Other interactive features on this set abound. It can stream videos, photos and music from DLNA-certified devices via the network connection, as well from its USB ports, which can connect to MP3 players, USB thumbdrives and digital cameras (we didn't test this capability). There's also built-in "content," such as recipes, games, workout guides and a slideshow of high-def art and photos with music. We went into depth discussing the underwhelming content features last year, which are similar this time around, so for more details check out the Interactive section of the 2008 Samsung LN46A750 review.
Aside from the adjustable dejudder mentioned above, we also liked the myriad conventional picture tweaks, starting with four adjustable picture modes that are all independent per input. There are five color temperature presets augmented by the ability to adjust each via a custom white balance menu; three levels of noise reduction, including an automatic setting; a film mode to engage 2:3 pull-down (it also works with 1080i sources); a seven-position gamma control that affects the TV's progression from dark to light; a dynamic contrast control that adjusts the picture on the fly; a "black tone" control that affects shadow detail; and a color space control that lets you tweak the Samsung's color gamut.
You can choose from four aspect ratio modes for HD sources, two of which let you move the whole image across the screen horizontally and vertically. As we'd expect from a 1080p TV, one of those modes, called Screen Fit, lets the LNB750 scale 1080i and 1080p sources directly to the panel's pixels with no overscan--the best option unless you see interference along the edge of the screen, as can be the case with some channels or programs.

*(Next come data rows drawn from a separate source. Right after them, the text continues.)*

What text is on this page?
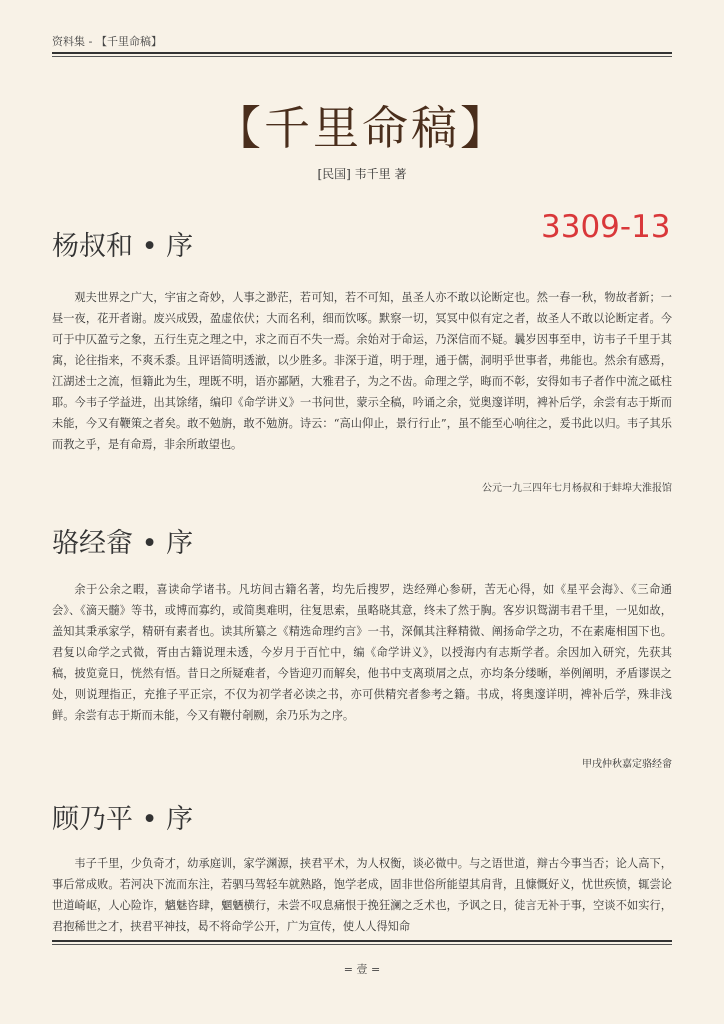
资料集 - 【千里命稿】
【千里命稿】
[民国] 韦千里 著
3309-13
杨叔和 • 序

观夫世界之广大，宇宙之奇妙，人事之渺茫，若可知，若不可知，虽圣人亦不敢以论断定也。然一春一秋，物故者新；一昼一夜，花开者谢。废兴成毁，盈虚依伏；大而名利，细而饮啄。默察一切，冥冥中似有定之者，故圣人不敢以论断定者。今可于中仄盈亏之象，五行生克之理之中，求之而百不失一焉。余始对于命运，乃深信而不疑。曩岁因事至申，访韦子千里于其寓，论往指来，不爽禾黍。且评语简明透澈，以少胜多。非深于道，明于理，通于儒，洞明乎世事者，弗能也。然余有感焉，江湖述士之流，恒籍此为生，理既不明，语亦鄙陋，大雅君子，为之不齿。命理之学，晦而不彰，安得如韦子者作中流之砥柱耶。今韦子学益进，出其馀绪，编印《命学讲义》一书问世，蒙示全稿，吟诵之余，觉奥邃详明，裨补后学，余尝有志于斯而未能，今又有鞭策之者矣。敢不勉旃，敢不勉旃。诗云：“高山仰止，景行行止”，虽不能至心响往之，爰书此以归。韦子其乐而教之乎，是有命焉，非余所敢望也。

公元一九三四年七月杨叔和于蚌埠大淮报馆
骆经畲 • 序

余于公余之暇，喜读命学诸书。凡坊间古籍名著，均先后搜罗，迭经殚心参研，苦无心得，如《星平会海》、《三命通会》、《滴天髓》等书，或博而寡约，或简奥难明，往复思索，虽略晓其意，终未了然于胸。客岁识鸳湖韦君千里，一见如故，盖知其秉承家学，精研有素者也。读其所纂之《精选命理约言》一书，深佩其注释精微、阐扬命学之功，不在素庵相国下也。君复以命学之式微，胥由古籍说理未透，今岁月于百忙中，编《命学讲义》，以授海内有志斯学者。余因加入研究，先获其稿，披览竟日，恍然有悟。昔日之所疑难者，今皆迎刃而解矣，他书中支离琐屑之点，亦均条分缕晰，举例阐明，矛盾谬误之处，则说理指正，充推子平正宗，不仅为初学者必读之书，亦可供精究者参考之籍。书成，将奥邃详明，裨补后学，殊非浅鲜。余尝有志于斯而未能，今又有鞭付剞劂，余乃乐为之序。

甲戌仲秋嘉定骆经畲
顾乃平 • 序

韦子千里，少负奇才，幼承庭训，家学渊源，挟君平术，为人权衡，谈必微中。与之语世道，辩古今事当否；论人高下，事后常成败。若河决下流而东注，若驷马驾轻车就熟路，饱学老成，固非世俗所能望其肩背，且慷慨好义，忧世疾愤，辄尝论世道崎岖，人心险诈，魑魅咨肆，魍魉横行，未尝不叹息痛恨于挽狂澜之乏术也，予讽之日，徒言无补于事，空谈不如实行，君抱稀世之才，挟君平神技，曷不将命学公开，广为宣传，使人人得知命

= 壹 =
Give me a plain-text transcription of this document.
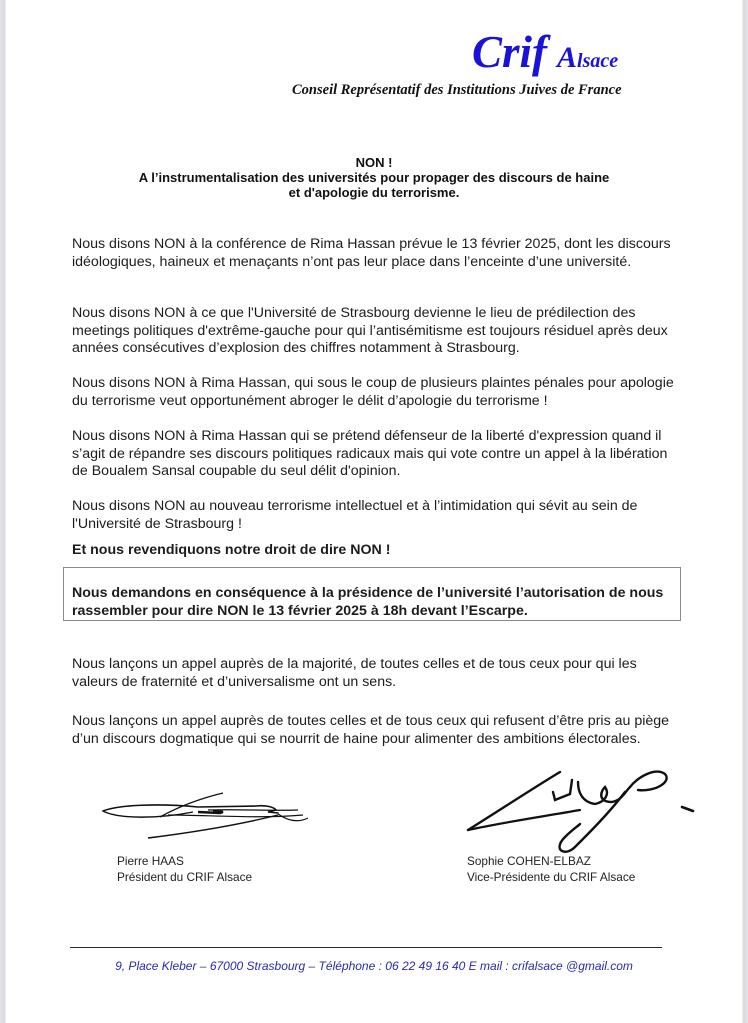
Crif Alsace
Conseil Représentatif des Institutions Juives de France
NON !
A l’instrumentalisation des universités pour propager des discours de haine
et d'apologie du terrorisme.
Nous disons NON à la conférence de Rima Hassan prévue le 13 février 2025, dont les discours idéologiques, haineux et menaçants n’ont pas leur place dans l’enceinte d’une université.
Nous disons NON à ce que l'Université de Strasbourg devienne le lieu de prédilection des meetings politiques d'extrême-gauche pour qui l’antisémitisme est toujours résiduel après deux années consécutives d’explosion des chiffres notamment à Strasbourg.
Nous disons NON à Rima Hassan, qui sous le coup de plusieurs plaintes pénales pour apologie du terrorisme veut opportunément abroger le délit d’apologie du terrorisme !
Nous disons NON à Rima Hassan qui se prétend défenseur de la liberté d'expression quand il s’agit de répandre ses discours politiques radicaux mais qui vote contre un appel à la libération de Boualem Sansal coupable du seul délit d'opinion.
Nous disons NON au nouveau terrorisme intellectuel et à l’intimidation qui sévit au sein de l'Université de Strasbourg !
Et nous revendiquons notre droit de dire NON !
Nous demandons en conséquence à la présidence de l’université l’autorisation de nous rassembler pour dire NON le 13 février 2025 à 18h devant l’Escarpe.
Nous lançons un appel auprès de la majorité, de toutes celles et de tous ceux pour qui les valeurs de fraternité et d’universalisme ont un sens.
Nous lançons un appel auprès de toutes celles et de tous ceux qui refusent d’être pris au piège d’un discours dogmatique qui se nourrit de haine pour alimenter des ambitions électorales.
Pierre HAAS
Président du CRIF Alsace
Sophie COHEN-ELBAZ
Vice-Présidente du CRIF Alsace
9, Place Kleber – 67000 Strasbourg – Téléphone : 06 22 49 16 40 E mail : crifalsace @gmail.com
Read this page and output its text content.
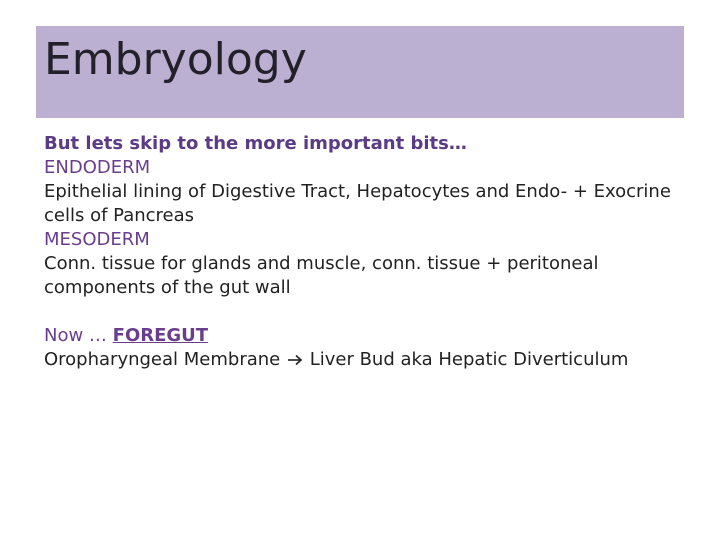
Embryology

But lets skip to the more important bits…

ENDODERM

Epithelial lining of Digestive Tract, Hepatocytes and Endo- + Exocrine

cells of Pancreas

MESODERM

Conn. tissue for glands and muscle, conn. tissue + peritoneal

components of the gut wall

Now … FOREGUT

Oropharyngeal Membrane  Liver Bud aka Hepatic Diverticulum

We appreciated the three power-saver modes, which further reduce energy use. Samsung also throws in picture-in-picture, an "E-manual" on a USB stick and even a customer care screen that includes the firmware version for when you need to call the company. We're also big fans of the new-for-2009 capability, unique among HDTVs, to get firmware updates via an online download, rather than making you go to the Web site, as was the case before.